Centrali anche il montaggio che lega le scene passando dall’elemento centrale di una a quello della successiva, col primo, come un filo, sempre presente ma in posizione a sua volta subalterna, il tutto a fuoco e lo sguardo in macchina dell’attore.
D’altronde, Ozu, sul finir dei ’50, così commentò il trionfo del Cinemascope: “Non voglio averci nulla a che fare e, di conseguenza, faccio ancor più primi piani e piani ravvicinati”.
I suoi film erano fatti di storie di famiglie che si separano e cambiano, di genitori, figli e dei loro affetti che invecchiano fino a riformularsi nella speranza d’una armonia. Come quella, altrettanto impossibile da raggiungere, fra tradizione e novità. Grande fu la sua attenzione per tutti, vecchi, giovani e bambini. E come pochi seppe comprendere e filmare le buone ragioni di tutti. “Ho cercato di rappresentare – disse – il collasso della famiglia giapponese mostrando i nostri bambini che crescono”.

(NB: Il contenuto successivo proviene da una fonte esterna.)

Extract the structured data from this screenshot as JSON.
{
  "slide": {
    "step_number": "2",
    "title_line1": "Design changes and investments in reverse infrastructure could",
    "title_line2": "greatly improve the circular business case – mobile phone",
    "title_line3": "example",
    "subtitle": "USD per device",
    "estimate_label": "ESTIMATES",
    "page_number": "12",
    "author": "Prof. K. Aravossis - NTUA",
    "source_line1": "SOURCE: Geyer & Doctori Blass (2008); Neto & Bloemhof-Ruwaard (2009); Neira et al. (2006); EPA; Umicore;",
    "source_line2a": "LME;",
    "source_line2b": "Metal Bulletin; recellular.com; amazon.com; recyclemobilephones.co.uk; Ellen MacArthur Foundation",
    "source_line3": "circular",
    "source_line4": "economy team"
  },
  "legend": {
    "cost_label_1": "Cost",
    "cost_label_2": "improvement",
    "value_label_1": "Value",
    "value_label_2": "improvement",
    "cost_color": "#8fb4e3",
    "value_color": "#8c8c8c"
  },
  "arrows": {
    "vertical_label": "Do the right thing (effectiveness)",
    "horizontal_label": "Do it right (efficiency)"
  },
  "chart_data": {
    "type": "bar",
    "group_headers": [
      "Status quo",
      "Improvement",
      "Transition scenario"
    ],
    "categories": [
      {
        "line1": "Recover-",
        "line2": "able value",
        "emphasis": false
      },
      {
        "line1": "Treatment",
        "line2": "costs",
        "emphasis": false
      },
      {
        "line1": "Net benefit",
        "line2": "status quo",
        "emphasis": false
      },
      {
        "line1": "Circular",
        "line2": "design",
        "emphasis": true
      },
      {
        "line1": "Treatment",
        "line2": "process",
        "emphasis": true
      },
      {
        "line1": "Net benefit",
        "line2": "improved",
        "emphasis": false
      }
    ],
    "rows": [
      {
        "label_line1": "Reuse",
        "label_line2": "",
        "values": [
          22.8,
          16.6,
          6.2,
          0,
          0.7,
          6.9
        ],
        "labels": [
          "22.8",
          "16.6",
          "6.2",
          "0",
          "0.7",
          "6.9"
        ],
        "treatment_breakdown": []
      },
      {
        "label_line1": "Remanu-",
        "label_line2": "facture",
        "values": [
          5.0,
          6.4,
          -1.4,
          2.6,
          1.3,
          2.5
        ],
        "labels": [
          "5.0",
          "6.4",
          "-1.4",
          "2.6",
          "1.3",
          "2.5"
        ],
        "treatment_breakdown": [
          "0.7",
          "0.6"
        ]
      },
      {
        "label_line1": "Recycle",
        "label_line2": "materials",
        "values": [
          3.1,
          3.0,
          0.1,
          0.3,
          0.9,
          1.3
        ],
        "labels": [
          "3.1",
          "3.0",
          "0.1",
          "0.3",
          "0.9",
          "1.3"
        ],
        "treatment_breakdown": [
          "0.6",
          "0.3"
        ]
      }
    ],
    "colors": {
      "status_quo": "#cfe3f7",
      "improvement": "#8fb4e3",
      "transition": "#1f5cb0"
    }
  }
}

Così come non aveva voluto usare il sonoro fino al ’35, solo nel ’58, a cinque anni dalla morte, con Fiori d’equinozio, Ozu si decide a impiegare il colore. Farà in tempo a girane altri cinque. Proseguendo sulla traccia dei drammi di quel decennio, sovente stemperati da una certa severità precedente in commedie comunque agrodolci, spesso teneramente ironiche, intessute di perdite più o meno volute, di infrazioni alle antiche regole imposte dalla modernità.
Oltre a Viaggio a Tokyo, l’amaro, ineluttabile appassire dei sentimenti fra anziani, devoti genitori che vivono in un paesino e la giovane prole troppo affaccendata nella capitale per occuparsi di loro in visita, famosi sono altri quattro film a colori dell’ultimissima stagione del maestro: Fiori d’equinozio, un padre che si oppone a che la figlia scelga il marito per venir sconfitto dalla repubblica delle donne di famiglia, Tardo autunno, intrighi amorosi con matrimonio per anziani fra nostalgia e sorrisi, Buon giorno, dissacrante, allegra commedia-scontro familiare sul boom degli elettrodomestici, l’elegiaco Il gusto del sakè e’ l’addio di Ozu, di nuovo alle prese con i già citati anziani amici, la figlia di uno di loro e il matrimonio che ella non vuol fare per star dietro a padre e fratello, altrimenti incapaci di cavarsela nella vita quotidiana.
Ozu Yasujiro muore a Tokyo il 12 dicembre 1963, giorno del suo sessantesimo compleanno. Una circolarità perfetta. Sulla tomba ha voluto scritto solo “mu”, che vale nullità, niente. In contrasto con la grandezza nella storia del cinema.